Se há uma ideia que nas últimas décadas se encontra quase que onipresente nos discursos e nas políticas educacionais é a de que a formação para a cidadania é o objetivo fundamental da escola brasileira. Indivíduos e grupos os mais diversos, defensores de causas declaradamente antagônicas no que diz respeito aos projetos societários e de formação que defendem, não poucas vezes se encontram irmanados na defesa do ideário de uma escola cidadã e da formação para a cidadania.

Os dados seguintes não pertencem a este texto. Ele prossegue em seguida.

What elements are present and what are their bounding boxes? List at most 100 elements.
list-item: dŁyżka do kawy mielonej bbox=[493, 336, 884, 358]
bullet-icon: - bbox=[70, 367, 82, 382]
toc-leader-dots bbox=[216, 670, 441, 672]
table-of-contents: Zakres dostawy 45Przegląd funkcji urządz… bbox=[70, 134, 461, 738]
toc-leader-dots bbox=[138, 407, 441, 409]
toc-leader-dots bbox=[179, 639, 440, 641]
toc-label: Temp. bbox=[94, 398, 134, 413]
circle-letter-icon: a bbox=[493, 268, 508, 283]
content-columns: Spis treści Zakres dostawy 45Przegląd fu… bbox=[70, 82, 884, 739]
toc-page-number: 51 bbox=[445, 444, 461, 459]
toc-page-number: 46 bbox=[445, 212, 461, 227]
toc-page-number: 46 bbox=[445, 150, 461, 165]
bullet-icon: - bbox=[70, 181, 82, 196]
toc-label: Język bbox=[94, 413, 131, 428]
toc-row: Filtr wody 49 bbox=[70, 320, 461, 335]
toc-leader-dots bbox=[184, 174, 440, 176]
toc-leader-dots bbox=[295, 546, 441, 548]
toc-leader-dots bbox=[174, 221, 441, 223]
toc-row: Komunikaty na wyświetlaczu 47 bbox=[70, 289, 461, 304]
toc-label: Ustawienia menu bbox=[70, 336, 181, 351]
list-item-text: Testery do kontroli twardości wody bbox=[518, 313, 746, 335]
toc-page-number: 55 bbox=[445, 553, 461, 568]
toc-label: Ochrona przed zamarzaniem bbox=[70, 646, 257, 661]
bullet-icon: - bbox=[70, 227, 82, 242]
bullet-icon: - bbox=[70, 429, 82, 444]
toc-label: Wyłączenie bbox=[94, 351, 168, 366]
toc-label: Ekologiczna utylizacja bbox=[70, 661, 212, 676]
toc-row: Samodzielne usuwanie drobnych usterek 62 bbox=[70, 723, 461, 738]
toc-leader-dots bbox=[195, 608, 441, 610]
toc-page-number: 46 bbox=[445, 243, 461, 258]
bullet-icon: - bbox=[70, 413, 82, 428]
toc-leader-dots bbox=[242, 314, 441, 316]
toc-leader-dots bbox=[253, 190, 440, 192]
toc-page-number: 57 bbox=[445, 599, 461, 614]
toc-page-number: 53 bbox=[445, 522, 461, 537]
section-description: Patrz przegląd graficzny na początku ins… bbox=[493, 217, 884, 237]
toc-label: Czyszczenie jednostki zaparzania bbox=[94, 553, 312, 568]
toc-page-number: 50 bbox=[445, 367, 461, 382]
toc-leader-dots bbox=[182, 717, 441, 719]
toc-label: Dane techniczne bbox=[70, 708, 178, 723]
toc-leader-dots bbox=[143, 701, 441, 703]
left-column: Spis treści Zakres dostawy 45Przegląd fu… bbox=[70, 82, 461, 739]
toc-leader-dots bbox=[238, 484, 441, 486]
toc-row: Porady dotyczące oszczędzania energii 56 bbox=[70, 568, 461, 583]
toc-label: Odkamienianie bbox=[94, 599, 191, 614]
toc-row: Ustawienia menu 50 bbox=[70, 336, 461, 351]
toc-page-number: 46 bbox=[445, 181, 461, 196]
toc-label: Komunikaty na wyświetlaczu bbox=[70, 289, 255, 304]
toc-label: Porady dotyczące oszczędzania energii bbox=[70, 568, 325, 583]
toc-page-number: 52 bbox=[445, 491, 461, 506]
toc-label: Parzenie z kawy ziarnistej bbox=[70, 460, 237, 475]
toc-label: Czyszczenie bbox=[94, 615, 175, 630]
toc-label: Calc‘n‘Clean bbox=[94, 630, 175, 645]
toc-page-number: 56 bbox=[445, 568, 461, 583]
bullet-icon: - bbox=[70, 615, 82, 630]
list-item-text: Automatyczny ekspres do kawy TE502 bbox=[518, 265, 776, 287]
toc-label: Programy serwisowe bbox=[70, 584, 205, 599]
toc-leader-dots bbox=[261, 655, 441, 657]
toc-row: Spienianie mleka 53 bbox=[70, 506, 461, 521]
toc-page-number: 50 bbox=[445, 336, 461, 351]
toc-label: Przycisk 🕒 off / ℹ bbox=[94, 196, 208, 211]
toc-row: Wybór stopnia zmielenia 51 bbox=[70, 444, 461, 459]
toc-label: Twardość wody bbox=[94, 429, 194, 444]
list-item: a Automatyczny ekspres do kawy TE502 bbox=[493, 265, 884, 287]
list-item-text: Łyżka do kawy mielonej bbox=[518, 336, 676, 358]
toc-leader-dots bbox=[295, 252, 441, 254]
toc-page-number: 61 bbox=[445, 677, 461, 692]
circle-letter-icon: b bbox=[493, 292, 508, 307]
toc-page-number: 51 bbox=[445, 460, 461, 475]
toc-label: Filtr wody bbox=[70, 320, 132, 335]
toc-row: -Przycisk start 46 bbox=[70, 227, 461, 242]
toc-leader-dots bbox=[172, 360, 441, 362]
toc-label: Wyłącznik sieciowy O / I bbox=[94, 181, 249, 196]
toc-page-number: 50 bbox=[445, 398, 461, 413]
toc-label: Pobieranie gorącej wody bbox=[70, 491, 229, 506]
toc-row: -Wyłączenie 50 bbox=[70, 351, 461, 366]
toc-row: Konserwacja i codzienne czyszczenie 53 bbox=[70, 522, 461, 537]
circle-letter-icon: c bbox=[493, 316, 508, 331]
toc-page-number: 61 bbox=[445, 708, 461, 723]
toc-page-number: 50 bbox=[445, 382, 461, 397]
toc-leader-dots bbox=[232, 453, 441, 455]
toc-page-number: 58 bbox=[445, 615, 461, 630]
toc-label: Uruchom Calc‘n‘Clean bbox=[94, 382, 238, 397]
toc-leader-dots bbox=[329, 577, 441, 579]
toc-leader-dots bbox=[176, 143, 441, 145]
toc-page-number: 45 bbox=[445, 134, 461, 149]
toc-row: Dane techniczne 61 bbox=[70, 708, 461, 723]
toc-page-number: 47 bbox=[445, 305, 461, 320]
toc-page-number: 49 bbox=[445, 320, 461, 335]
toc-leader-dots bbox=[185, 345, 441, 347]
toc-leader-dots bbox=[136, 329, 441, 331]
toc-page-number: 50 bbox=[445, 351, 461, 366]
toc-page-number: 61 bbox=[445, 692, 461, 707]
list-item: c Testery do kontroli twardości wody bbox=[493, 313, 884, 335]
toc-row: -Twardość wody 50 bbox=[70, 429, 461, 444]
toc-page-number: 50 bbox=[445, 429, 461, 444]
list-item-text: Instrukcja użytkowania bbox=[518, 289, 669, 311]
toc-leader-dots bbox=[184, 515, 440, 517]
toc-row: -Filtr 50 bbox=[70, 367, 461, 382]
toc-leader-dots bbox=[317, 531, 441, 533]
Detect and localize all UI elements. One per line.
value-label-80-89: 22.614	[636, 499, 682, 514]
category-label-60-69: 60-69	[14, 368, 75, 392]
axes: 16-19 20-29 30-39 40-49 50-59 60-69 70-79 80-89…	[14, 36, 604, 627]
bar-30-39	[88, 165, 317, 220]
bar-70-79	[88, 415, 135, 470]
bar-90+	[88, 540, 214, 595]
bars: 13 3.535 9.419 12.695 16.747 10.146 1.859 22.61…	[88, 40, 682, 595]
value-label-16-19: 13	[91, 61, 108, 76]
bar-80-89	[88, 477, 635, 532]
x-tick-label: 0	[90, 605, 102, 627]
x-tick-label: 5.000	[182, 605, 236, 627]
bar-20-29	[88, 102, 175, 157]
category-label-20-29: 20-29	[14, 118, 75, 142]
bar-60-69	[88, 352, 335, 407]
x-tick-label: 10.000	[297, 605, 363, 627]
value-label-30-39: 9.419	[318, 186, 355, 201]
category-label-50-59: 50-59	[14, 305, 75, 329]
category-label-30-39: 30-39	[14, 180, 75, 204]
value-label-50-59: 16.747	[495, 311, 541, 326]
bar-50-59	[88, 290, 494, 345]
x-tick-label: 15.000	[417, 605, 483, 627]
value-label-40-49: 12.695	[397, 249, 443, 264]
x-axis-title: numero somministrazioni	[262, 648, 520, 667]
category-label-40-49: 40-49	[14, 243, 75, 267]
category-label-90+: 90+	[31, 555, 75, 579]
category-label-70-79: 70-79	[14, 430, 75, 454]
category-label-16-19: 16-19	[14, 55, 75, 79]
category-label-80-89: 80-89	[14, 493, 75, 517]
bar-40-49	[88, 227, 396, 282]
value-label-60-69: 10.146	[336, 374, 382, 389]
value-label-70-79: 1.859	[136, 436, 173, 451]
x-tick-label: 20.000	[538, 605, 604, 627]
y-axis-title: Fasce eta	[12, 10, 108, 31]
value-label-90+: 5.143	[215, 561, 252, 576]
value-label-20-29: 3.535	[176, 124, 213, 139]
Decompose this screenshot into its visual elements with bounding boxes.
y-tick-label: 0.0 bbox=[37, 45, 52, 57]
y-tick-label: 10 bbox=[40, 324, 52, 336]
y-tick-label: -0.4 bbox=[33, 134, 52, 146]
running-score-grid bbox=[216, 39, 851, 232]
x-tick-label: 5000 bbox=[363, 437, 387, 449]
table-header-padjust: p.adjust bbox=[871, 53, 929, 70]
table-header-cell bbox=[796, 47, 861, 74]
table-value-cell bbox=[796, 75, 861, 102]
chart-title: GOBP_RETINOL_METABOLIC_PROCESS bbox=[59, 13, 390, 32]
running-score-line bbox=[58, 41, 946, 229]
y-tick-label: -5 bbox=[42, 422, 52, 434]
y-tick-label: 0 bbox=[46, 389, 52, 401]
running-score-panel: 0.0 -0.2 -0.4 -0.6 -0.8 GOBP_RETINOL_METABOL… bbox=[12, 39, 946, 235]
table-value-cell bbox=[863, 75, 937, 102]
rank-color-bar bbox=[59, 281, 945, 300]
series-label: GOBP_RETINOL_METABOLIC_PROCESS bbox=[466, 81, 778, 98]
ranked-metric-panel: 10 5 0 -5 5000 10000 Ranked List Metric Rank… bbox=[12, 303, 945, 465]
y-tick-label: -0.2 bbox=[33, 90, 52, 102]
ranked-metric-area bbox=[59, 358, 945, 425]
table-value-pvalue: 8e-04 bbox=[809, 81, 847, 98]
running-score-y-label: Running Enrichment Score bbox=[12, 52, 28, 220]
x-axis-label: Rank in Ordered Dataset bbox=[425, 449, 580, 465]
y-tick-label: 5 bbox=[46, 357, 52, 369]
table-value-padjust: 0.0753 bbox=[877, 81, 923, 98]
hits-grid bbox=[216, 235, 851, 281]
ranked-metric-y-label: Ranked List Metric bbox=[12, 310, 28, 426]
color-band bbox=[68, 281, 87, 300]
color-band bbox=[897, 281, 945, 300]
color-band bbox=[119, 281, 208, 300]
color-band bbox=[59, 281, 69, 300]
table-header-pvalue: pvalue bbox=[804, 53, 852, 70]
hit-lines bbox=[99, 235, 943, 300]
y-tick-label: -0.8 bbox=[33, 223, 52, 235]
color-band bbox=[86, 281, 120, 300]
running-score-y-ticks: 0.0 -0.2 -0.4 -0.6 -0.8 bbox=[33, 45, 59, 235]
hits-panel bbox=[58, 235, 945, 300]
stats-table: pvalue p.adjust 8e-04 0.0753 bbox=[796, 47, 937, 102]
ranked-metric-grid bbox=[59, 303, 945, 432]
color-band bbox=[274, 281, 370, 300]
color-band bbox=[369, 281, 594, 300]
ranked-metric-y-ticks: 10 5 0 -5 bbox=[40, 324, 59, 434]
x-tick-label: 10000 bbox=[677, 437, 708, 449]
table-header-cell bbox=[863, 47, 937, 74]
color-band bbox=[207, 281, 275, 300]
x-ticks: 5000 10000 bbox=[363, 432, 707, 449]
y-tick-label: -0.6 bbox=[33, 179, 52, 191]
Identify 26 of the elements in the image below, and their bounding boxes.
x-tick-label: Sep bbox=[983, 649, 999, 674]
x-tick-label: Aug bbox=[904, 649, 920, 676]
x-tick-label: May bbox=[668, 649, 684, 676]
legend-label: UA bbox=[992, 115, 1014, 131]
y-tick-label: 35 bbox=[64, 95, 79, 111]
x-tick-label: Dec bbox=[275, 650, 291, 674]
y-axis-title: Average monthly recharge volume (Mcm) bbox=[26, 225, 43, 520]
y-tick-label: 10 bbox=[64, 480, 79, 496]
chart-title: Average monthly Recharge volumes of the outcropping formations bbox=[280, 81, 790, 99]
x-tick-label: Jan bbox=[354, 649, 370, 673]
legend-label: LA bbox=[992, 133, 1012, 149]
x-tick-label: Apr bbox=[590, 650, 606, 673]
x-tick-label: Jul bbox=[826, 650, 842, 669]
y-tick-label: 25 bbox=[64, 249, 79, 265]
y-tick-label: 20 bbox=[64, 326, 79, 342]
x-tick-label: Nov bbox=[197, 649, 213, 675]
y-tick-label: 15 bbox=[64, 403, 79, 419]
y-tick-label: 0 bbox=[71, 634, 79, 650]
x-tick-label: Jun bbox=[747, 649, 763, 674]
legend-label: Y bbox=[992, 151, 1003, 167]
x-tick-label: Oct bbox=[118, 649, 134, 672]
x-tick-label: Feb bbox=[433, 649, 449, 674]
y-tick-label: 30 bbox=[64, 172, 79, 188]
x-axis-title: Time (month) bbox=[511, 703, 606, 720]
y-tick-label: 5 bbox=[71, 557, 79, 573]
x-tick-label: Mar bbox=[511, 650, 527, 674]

Apesar de ter suas raízes em remotas discussões dos séculos XVII e XVIII, foi no Brasil republicano e, de forma muito mais intensa, a partir da década de 80 do século passado, que a ideia ganhou tamanha centralidade e unanimidade entre os educadores, os políticos, os gestores públicos e o empresariado. No período que recobre o final da ditadura militar no Brasil e a intensificação da luta pela construção do estado de direito entre nós, a ideia de uma educação para a cidadania estava diretamente atrelada à própria noção de recuperação ou mesmo de positivação da política, atividade e dimensão da vida tão vilipendiadas pela ditadura.
Se, inicialmente, a educação para a cidadania aparecia como um ato propositivo contra o status quo, rapidamente a ideia foi disseminada e capturada em outros meios que não aquele relacionado aos movimentos sociais e educacionais que visavam o alargamento do espaço público e o fortalecimento da democracia. Essa compreensão da educação passou a fazer parte das propostas políticas as mais diversas, de tal forma que hoje praticamente não distingue mais nenhuma proposta político-educacional em debate no país. Esse uso ostensivo da noção indicia, no entanto, o reconhecimento da importância da escola na formação dos sujeitos para ação política, mesmo que os sentidos atribuídos a essa ação não necessariamente sejam convergentes.
Ora, parece-nos que tal unanimidade precisa ser questionada e, no mínimo, é preciso perguntar pelos sentidos que as palavras carregam. É preciso, para sermos justos, reconhecer que há vozes que já há algum tempo questionam essa unanimidade. São aqueles poucos que afirmam que a noção de cidadania é limitada para dar conta do conjunto da formação do sujeito, e que não é possível reduzir todas as dimensões do humano à dimensão política, ou seja, àquela que é significada pela noção de cidadania.
Mas, é preciso que se diga, que mesmo entre aqueles que defendem a centralidade da formação para a cidadania nas políticas educacionais e nas práticas escolares, nem sempre o sentido dessa ideia é o mesmo. Digamos que há, na verdade, razoável dissenso entre a formação para a cidadania quando ela é mobilizada pelos movimentos sociais da educação, particularmente dos professores, e pelas federações das indústrias e o chamado sistema “S”, por exemplo. Entre os primeiros, falar em formação para a cidadania mobiliza uma grande expectativa de ação dos sujeitos na transformação consciente da realidade social e, na outra posição, há uma expectativa de melhor integração das novas gerações nas relações sociais tais como estão hoje estruturadas, notadamente aquelas que organizam o mundo do trabalho.
Mas talvez a unanimidade em torno da noção da educação para a cidadania encubra uma questão mais séria relacionada à própria noção de cidadania e, por extensão, da própria democracia entre nós. Não estaria presente, aqui também, a nossa dificuldade de reconhecer o conflito como a essência da vida democrática e, por conseguinte, a dificuldade de reconhecer as profundas diferenças de sentido emprestado à noção de cidadania no espaço público? Não estaria aqui também um dos fundamentos do nosso autoritarismo, aquele que leva continuamente à criminalização dos conflitos políticos que se estabelecem no espaço público e que justifica, em boa parte, a violência institucionalizada?